Masuk ke pelataran gedung IFI Bandung, pengunjung disuguhi berbagai foto Themilo dari era awal mereka berdiri sampai saat ini. Disana pengunjung bisa melihat transformasi Themilo dari masa ke masa. Dari mulai Ajie sang Vokalis masih berambut gondrong dan kurus, sampai beberapa mantan personil Themilo seperti Suki, Hendi, atau Coro, yang meskipun saat ini tidak lagi mengisi formasi di tubuh band Themilo, namun perannya tidak bisa dipisahkan begitu saja, mengingat torehan kreasi mereka tertuang juga dalam karya-karya yang disuguhkan Themilo, baik itu dalam format album, maupun beberapa penampilan mereka bersama Themilo.

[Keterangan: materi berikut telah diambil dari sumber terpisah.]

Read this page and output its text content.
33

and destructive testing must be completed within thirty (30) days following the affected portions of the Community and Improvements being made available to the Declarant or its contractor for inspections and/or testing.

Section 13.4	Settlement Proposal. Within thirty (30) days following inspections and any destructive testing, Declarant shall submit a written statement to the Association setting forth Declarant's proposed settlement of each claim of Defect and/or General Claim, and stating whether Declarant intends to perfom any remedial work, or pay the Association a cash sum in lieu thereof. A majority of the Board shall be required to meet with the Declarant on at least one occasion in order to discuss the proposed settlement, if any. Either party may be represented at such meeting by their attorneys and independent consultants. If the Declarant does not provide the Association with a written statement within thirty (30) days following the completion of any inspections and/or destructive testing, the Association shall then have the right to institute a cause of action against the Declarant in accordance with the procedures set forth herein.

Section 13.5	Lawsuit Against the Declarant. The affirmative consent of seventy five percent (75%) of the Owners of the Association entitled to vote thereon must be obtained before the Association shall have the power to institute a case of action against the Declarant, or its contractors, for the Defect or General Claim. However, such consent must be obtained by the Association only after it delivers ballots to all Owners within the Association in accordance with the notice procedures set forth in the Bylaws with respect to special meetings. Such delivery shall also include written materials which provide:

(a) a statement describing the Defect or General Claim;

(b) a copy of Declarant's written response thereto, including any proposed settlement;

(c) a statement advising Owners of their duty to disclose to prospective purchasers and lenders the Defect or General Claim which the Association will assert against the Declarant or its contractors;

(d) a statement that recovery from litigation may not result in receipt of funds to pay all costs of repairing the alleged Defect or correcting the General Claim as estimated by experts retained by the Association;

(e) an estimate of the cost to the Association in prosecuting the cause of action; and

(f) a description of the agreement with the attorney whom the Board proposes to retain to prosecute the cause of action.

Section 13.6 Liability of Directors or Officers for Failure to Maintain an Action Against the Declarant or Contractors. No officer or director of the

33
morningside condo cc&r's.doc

Sekitar pukul tujuh malam pertunjukan dimulai, dengan menghadirkan Lightspace sebagai band pembuka showcase Themilo ini. Musik post-rock yang mereka bawakan, sangat menarik untuk disimak, baik itu secara teknis mereka bermain musik, maupun cara mereka menghadirkan dinamika dan harmoni yang selaras dengan mood pertunjukan malam itu, dimana persamaan mereka dan Themilo ada dalam benang merah yang sama, ketika keduanya piawai menciptakan ruang imajinasi dalam setiap notasi yang dimainkan. Lightspace hadir dengan agresifitas melodi yang mereka mainkan dengan stage act yang tidak hanya menarik, namun juga menjadi gambaran yang sejalan dengan musik, dan visual art yang terpampang di atas panggung.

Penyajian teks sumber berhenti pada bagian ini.